We have been mindful of the ever-expanding assortment of corporate governance frameworks, codes, and principles for boards and investors to consider, and have accordingly sought to integrate these frameworks with a view to offering the new paradigm as a comprehensive roadmap that could be adopted by all of the proponents of governance and stewardship guidelines.
Corporations, asset managers, and institutional investors that embrace the new paradigm should endorse the efforts of the Investor Stewardship Group, Focusing Capital on the Long Term Global, the Coalition for Inclusive Capitalism, and similar organizations, to promote governance, stewardship and engagement principles consistent with the new paradigm. (See sidebar.)
No new legislation or new regulation is necessary to implement the new paradigm. Corporations, asset managers, and institutional investors can unilaterally announce their acceptance of and adherence to the principles of The New Paradigm.

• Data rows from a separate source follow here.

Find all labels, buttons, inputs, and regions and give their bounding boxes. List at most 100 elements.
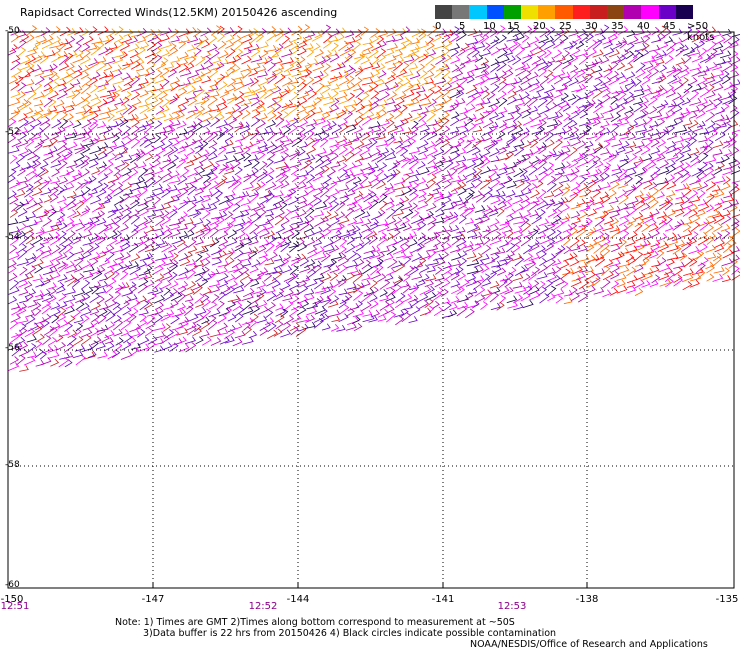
wind-barb bbox=[464, 104, 476, 113]
wind-barb bbox=[58, 154, 67, 163]
wind-barb bbox=[473, 259, 485, 268]
wind-barb bbox=[603, 140, 611, 149]
wind-barb bbox=[465, 42, 477, 51]
wind-barb bbox=[487, 91, 496, 100]
wind-barb bbox=[560, 146, 571, 155]
wind-barb bbox=[456, 155, 467, 163]
wind-barb bbox=[721, 230, 731, 240]
wind-barb bbox=[256, 100, 265, 109]
wind-barb bbox=[251, 159, 260, 169]
wind-barb bbox=[720, 182, 731, 191]
wind-barb bbox=[176, 272, 188, 280]
wind-barb bbox=[19, 55, 31, 65]
wind-barb bbox=[554, 188, 564, 198]
wind-barb bbox=[657, 41, 669, 50]
wind-barb bbox=[690, 105, 700, 113]
wind-barb bbox=[722, 140, 731, 149]
wind-barb bbox=[225, 111, 234, 121]
wind-barb bbox=[233, 77, 243, 85]
wind-barb bbox=[242, 317, 254, 325]
wind-barb bbox=[251, 109, 261, 119]
legend-label-35: 35 bbox=[611, 21, 624, 32]
wind-barb bbox=[688, 237, 697, 246]
wind-barb bbox=[401, 38, 413, 50]
wind-barb bbox=[129, 199, 140, 210]
wind-barb bbox=[385, 152, 397, 161]
wind-barb bbox=[673, 165, 685, 175]
wind-barb bbox=[154, 89, 164, 99]
wind-barb bbox=[609, 225, 620, 233]
wind-barb bbox=[303, 76, 315, 87]
wind-barb bbox=[592, 196, 604, 205]
wind-barb bbox=[474, 238, 484, 246]
wind-barb bbox=[265, 209, 274, 217]
wind-barb bbox=[696, 120, 706, 128]
wind-barb bbox=[51, 245, 61, 255]
wind-barb bbox=[323, 202, 333, 210]
wind-barb bbox=[248, 154, 259, 162]
wind-barb bbox=[242, 300, 253, 311]
wind-barb bbox=[480, 215, 490, 224]
wind-barb bbox=[314, 70, 324, 79]
wind-barb bbox=[91, 181, 103, 191]
wind-barb bbox=[624, 175, 633, 185]
wind-barb bbox=[528, 286, 540, 295]
wind-barb bbox=[298, 47, 307, 56]
wind-barb bbox=[370, 195, 380, 204]
wind-barb bbox=[17, 138, 29, 148]
wind-barb bbox=[403, 251, 414, 259]
wind-barb bbox=[233, 195, 244, 206]
wind-barb bbox=[200, 154, 209, 163]
wind-barb bbox=[681, 126, 693, 135]
wind-barb bbox=[289, 242, 299, 253]
wind-barb bbox=[715, 121, 727, 129]
wind-barb bbox=[658, 74, 667, 84]
wind-barb bbox=[104, 223, 113, 232]
wind-barb bbox=[511, 41, 521, 52]
wind-barb bbox=[281, 49, 293, 58]
wind-barb bbox=[707, 216, 717, 225]
wind-barb bbox=[520, 195, 530, 204]
wind-barb bbox=[368, 315, 378, 323]
wind-barb bbox=[473, 77, 486, 87]
wind-barb bbox=[578, 130, 588, 140]
wind-barb bbox=[689, 97, 702, 106]
wind-barb bbox=[625, 50, 635, 60]
wind-barb bbox=[59, 118, 69, 129]
wind-barb bbox=[634, 132, 646, 140]
wind-barb bbox=[96, 342, 106, 350]
wind-barb bbox=[283, 300, 294, 311]
wind-barb bbox=[666, 232, 677, 241]
wind-barb bbox=[232, 35, 242, 44]
wind-barb bbox=[200, 252, 211, 262]
wind-barb bbox=[528, 61, 540, 73]
wind-barb bbox=[649, 250, 659, 259]
wind-barb bbox=[603, 162, 612, 171]
wind-barb bbox=[176, 111, 185, 120]
wind-barb bbox=[347, 92, 356, 102]
wind-barb bbox=[183, 229, 195, 239]
wind-barb bbox=[371, 259, 383, 269]
wind-barb bbox=[403, 90, 415, 99]
wind-barb bbox=[176, 223, 188, 231]
wind-barb bbox=[543, 151, 554, 162]
wind-barb bbox=[643, 180, 653, 190]
wind-barb bbox=[371, 69, 381, 78]
wind-barb bbox=[282, 77, 293, 87]
wind-barb bbox=[616, 273, 627, 281]
wind-barb bbox=[395, 202, 405, 212]
wind-barb bbox=[97, 173, 109, 183]
wind-barb bbox=[330, 324, 340, 332]
wind-barb bbox=[528, 71, 539, 81]
wind-barb bbox=[395, 68, 408, 78]
wind-barb bbox=[450, 245, 461, 253]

Consistent with observations made by Chief Justice Leo Strine of the Supreme Court of Delaware, in his 2017 Yale Law Journal article, “Who Bleeds When the Wolf Bites?: A Flesh-and-Blood Perspective on Hedge Fund Activism and Our Strange Corporate Governance System,” from both a corporate law and a trust law standpoint the principles of the new paradigm are intended to achieve long-term growth in value while eschewing actions and policies that threaten future growth and value, or the franchise itself.
Adoption of and adherence to the principles of the new paradigm is consistent with the fiduciary duties of boards of directors to their corporations and shareholders, and of asset managers to investors and the underlying beneficiaries for whom they are acting.
The new paradigm does not solve all the problems that corporations will continue to face, including challenges stemming from technological disruption, globalization, social media, and political instability, but it does take a significant step toward enabling corporations to better realize their potential to be drivers of broad-based socioeconomic prosperity today and in the future.
And by curbing destructive short-term activism, the new paradigm will negate a drift towards state corporatism.
Martin Lipton is founding partner of Wachtell, Lipton, Rosen & Katz, specializing in mergers and acquisitions and corporate policy and strategy matters; and a Directors & Boards editorial advisory board member.